The enterprising First Nation, once a fur trading and trapping hub, was able to move forward with its plans after royal assent was given late last November to Bill C-71, the First Nations Commercial and Industrial Development Act. Chief Boucher played a prominent role designing the legislation, which in part created a regulatory framework for large scale Aboriginal- backed endeavours, such as this.

“A lease of Fort McKay First Nation’s land will be an excellent addition to our long-term business plan,” said Clive Mather, Shell Canada’s President and CEO. “While additional work with government must yet be done to move forward, this agreement has the potential to return tremendous value to both Shell and Fort McKay for many years to come.”

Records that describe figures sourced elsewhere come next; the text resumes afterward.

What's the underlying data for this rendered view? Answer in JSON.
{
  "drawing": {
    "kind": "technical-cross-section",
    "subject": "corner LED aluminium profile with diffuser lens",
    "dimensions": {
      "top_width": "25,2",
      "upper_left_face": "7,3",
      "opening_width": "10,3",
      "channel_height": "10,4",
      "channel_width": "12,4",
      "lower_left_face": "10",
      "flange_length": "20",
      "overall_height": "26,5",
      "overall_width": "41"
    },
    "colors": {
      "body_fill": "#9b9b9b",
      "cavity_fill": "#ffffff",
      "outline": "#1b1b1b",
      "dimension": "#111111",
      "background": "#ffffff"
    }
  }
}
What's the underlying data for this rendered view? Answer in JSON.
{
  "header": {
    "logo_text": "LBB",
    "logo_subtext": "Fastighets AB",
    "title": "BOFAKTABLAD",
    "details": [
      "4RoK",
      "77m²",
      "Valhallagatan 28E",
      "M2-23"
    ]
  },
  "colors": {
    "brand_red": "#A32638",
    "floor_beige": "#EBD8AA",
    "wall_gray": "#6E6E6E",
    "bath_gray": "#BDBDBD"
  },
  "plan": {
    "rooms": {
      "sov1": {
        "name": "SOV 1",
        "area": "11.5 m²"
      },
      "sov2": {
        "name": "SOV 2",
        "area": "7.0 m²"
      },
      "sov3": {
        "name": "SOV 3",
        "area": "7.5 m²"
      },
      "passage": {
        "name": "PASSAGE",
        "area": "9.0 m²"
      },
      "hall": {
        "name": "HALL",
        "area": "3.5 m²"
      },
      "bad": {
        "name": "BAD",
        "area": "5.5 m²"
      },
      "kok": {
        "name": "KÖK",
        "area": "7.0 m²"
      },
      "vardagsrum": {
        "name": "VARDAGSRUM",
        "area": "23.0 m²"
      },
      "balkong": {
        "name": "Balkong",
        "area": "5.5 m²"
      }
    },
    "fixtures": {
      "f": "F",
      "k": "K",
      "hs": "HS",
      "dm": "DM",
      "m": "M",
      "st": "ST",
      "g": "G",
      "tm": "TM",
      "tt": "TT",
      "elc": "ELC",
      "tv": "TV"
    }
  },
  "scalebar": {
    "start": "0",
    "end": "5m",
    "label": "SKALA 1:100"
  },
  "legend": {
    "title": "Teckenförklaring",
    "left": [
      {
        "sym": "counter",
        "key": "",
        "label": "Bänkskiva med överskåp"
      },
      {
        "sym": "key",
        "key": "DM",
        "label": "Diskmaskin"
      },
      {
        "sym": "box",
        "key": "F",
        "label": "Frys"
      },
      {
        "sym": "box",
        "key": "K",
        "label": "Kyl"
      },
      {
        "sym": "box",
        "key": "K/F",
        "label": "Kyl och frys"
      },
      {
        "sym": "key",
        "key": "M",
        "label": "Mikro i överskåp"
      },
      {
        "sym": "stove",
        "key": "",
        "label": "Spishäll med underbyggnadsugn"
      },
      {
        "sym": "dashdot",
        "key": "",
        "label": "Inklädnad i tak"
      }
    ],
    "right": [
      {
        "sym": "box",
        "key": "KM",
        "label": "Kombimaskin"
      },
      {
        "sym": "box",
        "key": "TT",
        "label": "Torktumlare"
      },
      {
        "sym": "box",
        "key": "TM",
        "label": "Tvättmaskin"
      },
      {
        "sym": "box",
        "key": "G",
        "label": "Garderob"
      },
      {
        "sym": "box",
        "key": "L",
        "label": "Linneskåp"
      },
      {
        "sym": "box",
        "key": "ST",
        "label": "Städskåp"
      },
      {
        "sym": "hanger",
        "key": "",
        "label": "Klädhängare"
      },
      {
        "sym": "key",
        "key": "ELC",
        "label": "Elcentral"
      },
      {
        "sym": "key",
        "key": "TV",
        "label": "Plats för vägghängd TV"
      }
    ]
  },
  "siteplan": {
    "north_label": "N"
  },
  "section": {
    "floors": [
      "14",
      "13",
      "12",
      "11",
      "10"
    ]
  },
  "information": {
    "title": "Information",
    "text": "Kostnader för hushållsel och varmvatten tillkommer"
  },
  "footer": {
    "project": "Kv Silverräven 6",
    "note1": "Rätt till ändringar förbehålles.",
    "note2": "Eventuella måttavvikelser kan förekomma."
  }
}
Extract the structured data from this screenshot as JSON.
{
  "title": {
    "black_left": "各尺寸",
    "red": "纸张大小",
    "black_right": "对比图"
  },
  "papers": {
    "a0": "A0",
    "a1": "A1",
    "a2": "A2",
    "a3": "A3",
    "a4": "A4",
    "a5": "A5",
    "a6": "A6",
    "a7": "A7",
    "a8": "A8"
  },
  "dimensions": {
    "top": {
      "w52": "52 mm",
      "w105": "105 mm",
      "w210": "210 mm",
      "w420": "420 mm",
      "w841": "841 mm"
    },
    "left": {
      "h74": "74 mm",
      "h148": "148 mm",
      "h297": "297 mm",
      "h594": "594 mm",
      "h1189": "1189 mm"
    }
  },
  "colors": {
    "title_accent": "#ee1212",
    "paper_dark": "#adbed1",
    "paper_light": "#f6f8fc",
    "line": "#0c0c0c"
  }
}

“As an owner of oil sands lands and several oil sands service businesses, Fort McKay has a strong position in the oil sands today,” said Chief Jim Boucher. “We are currently evaluating our options to participate with Shell in the development of Lease 90, and have agreed to grant Shell an option to lease part of our treaty land for development. We are excited about the possibility of becoming an oil sands developer in our own right and in our own way for the benefit of our community.”

Fort McKay’s Lease 90 development plans will be based on project economics and integration with the existing Muskeg River Mine. SNC Lavalin has been contracted to conduct initial front-end engineering work on which a cost estimate can be made for the mining project, a number Chief Boucher said could be about $1 billion. Lease development models under consideration range from Fort McKay providing mining services, to the First Nation owning Lease 90 and managing the oil sands process from mining, through to bitumen extraction and land reclamation.

“We take a balanced view of development and know the effects development has on the land, and our traditional way of life,” said Chief Boucher. “However, development is occurring and from the mining phase, through the life cycle of the project and environmental reclamation, this is our opportunity to participate fully and build a long term economic vision for Fort McKay.”

Chevron Canada Limited and Western Oil Sands L.P. each have the option to participate with Shell in the development of its Athabasca oil sands leases. This option would extend to Shell’s lease agreement with Fort McKay.

The 8200 acres of oil sands owned by Fort McKay is surrounded by larger companies with larger stakes: Petro Canada’s proposed Fort Hills oil sands mine is to the west; the enormous Muskeg River Mine owned by Shell, Chevron and Western Oil Sands is to the east; and Syncrude Canada’s Aurora mine borders the southeastern edge.